Os trabalhos de Lewis que passavam
pela narrativa intra família, como,
por exemplo, filhos de Sanches, são fontes excelentes para a demonstração da
pluralidade de olhares e de falas. Com esta afirmativa, nada estamos apoiando quanto
ao círculo fechado que ele abre com a ideia da cultura da pobreza – poverty culture. Apenas levantamos o seu
nome, para argumentar quanto à riqueza de termos depoimentos, não os somarmos e
andarmos pelo eixos que os estruturam. Lewis foi apenas um lembrete de boa
técnica de percepção de falas e sujeitos e do que se pode terminar fazendo de
mau com tudo isto, quando se acelera conclusões. Ele também saiu de moda e foi
parcamente traduzido para o português.
O que desejamos, no fundo, é um
diálogo com a circunstância do ripi-ropi-de-nós-mesmos, perguntar a ela,
esperando que ela fale de si pela pluralidade de vozes que a representam,
sabendo que ela está, de forma particular, em toda fala que se pode ter sobre
ela, vinda ou não, direta ou
indiretamente dela. Como se nota, estamos em um tipo de suporte que se aproxima da instigação hermenêutica.
Sem dúvida ela é instigante, mas
insuficiente e temos de avançar para a organização que temos, dando como razão
suficiente, algo que é trivial: existe um ripi-ropi-de-nós-mesmos, por termos
uma organização de nós mesmos e daí podermos ver que, com consciência ou sem
consciência claramente posta, uma juventude foi em busca de sua liberdade e
marcou lugares privados e públicos e foi tecnotronicamente à rua, para usarmos
a bela expressão criada e argumentada por Darcy Ribeiro.
Um universo político
Ari Oliveira apresentando o DJ Alexandre Araújo |
É quando podemos encontrar o
ripi-ropi-de-nós-mesmos sendo, claramente, também, um elemento do universo
político, do jogo do poder, fundado nele e em suas relações. O ripi-ropi emerge
no que hoje é chamado de periferia e a
expressa de uma determinada forma; emerge e situa-se em nós mesmos, nesta
Alagoas concreta que tem o fantasmagórico urbano da Maceió inusitada em que
vivemos. Ele não precisa declarar-se político; simplesmente é.

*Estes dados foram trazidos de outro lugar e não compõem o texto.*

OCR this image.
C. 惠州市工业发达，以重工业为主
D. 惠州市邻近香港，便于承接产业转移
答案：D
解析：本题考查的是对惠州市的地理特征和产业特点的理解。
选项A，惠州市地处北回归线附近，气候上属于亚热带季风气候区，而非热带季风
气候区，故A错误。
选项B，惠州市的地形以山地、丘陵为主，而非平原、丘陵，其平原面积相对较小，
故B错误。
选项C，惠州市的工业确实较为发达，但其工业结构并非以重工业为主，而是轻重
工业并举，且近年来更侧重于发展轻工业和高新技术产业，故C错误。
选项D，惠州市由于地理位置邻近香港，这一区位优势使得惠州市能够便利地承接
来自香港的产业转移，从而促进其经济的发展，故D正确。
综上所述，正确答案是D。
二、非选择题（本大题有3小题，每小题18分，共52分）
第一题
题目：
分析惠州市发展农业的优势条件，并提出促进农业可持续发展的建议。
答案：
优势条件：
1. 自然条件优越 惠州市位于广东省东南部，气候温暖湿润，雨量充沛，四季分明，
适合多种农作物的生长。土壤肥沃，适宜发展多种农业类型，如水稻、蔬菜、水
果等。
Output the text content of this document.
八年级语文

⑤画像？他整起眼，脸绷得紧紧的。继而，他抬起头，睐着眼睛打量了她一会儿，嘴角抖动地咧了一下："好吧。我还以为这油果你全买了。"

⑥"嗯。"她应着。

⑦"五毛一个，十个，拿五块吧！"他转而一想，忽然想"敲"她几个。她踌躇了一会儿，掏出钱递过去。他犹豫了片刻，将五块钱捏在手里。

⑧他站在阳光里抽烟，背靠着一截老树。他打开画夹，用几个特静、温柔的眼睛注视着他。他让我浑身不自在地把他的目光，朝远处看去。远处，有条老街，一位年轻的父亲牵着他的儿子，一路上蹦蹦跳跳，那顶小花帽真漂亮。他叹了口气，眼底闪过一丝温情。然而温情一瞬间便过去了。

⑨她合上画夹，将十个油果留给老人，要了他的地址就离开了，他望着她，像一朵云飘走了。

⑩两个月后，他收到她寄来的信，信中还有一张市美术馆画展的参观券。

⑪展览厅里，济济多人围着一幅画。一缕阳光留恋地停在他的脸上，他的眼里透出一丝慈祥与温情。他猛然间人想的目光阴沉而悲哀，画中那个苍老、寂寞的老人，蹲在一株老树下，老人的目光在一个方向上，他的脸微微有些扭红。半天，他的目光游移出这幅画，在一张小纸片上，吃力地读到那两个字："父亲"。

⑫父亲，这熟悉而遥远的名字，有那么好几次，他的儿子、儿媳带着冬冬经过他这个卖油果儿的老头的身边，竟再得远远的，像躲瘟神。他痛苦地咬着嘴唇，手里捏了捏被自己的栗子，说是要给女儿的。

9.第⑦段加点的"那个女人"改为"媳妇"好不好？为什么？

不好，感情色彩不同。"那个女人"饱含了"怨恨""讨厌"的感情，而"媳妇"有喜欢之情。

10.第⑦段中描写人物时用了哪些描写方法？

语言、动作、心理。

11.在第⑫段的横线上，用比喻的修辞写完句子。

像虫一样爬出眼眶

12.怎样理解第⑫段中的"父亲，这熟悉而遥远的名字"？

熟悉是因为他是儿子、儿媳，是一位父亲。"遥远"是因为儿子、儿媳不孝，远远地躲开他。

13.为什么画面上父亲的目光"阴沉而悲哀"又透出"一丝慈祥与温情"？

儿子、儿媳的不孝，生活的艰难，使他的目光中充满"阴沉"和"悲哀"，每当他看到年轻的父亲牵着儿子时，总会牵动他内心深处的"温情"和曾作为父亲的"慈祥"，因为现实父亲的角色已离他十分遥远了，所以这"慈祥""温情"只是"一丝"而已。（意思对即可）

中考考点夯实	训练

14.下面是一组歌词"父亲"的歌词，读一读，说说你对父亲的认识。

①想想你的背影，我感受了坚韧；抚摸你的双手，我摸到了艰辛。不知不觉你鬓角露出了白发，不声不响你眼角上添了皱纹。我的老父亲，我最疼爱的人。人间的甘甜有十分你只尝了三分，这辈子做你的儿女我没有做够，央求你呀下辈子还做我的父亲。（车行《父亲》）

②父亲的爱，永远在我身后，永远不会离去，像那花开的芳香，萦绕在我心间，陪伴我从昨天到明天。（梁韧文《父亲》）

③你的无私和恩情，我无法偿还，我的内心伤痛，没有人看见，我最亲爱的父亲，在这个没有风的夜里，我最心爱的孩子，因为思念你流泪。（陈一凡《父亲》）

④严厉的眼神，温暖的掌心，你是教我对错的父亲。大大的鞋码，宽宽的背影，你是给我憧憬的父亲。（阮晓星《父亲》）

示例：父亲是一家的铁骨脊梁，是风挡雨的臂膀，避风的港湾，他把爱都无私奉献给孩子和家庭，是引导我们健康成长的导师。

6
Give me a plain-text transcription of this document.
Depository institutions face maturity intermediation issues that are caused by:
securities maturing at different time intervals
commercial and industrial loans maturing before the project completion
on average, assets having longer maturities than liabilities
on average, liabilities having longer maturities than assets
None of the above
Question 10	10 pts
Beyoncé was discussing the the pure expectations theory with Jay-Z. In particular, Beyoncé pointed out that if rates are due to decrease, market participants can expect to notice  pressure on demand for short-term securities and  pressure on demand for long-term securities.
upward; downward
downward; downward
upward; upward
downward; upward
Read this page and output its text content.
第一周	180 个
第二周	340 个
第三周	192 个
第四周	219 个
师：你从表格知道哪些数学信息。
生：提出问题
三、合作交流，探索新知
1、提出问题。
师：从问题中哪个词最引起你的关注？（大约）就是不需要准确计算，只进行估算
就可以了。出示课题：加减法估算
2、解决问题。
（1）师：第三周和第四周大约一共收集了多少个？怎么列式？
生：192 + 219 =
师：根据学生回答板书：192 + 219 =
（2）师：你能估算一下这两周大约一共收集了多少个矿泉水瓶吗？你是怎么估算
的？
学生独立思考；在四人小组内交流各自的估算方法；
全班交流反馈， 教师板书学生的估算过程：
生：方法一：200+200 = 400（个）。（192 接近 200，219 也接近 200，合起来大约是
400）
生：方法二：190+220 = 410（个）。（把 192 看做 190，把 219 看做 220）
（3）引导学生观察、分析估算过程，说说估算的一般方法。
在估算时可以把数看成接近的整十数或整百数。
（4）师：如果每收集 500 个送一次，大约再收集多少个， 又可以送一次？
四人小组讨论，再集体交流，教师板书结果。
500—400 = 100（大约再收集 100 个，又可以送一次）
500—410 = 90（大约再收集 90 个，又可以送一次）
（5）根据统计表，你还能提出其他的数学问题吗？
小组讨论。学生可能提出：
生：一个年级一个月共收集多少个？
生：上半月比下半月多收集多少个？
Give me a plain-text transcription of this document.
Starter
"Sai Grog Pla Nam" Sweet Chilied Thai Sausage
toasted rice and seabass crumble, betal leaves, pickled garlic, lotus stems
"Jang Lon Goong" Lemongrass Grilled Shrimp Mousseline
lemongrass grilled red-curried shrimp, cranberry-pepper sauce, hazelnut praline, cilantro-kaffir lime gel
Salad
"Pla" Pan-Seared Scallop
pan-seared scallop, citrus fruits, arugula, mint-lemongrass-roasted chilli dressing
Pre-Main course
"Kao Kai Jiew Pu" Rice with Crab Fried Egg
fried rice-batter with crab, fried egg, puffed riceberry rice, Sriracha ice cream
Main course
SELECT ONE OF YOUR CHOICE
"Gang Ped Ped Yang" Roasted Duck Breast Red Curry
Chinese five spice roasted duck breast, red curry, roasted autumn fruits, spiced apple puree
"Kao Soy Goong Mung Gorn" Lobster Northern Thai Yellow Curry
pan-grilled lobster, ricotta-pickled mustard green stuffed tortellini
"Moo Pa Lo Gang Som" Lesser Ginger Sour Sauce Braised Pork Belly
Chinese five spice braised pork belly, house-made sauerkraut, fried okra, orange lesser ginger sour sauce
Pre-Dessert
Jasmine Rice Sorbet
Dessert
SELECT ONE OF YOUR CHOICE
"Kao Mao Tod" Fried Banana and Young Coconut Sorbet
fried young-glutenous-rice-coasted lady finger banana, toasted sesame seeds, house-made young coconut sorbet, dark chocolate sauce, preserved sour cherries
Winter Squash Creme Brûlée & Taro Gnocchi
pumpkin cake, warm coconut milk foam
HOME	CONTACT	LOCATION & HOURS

Por outro lado, estamos diante da
distinção que sempre mencionamos entre uma Alagoas-de-dentro e uma Alagoas-de-fora
e é necessário reconhecer que o
ripi-ropi-de-nós-mesmos está nas Alagoas-de-dentro, no profundo de nossa
condição histórica. Ele surge incorporando o de fora e o alinhando ao de
dentro, parecendo-nos demonstrar que a pobreza tem o poder de incorporar o de
fora pelo expressivo que se torna em seu cotidiano. Jamais poderíamos afirmar
que o ripi-ropi-de-nós-mesmos nasceria e se manteria nos altos setores de
capital; ele surgiu periférico e se mantém como uma das formas de expressar a
condição de ser e estar periférico tenha quantos fracionamentos suporte.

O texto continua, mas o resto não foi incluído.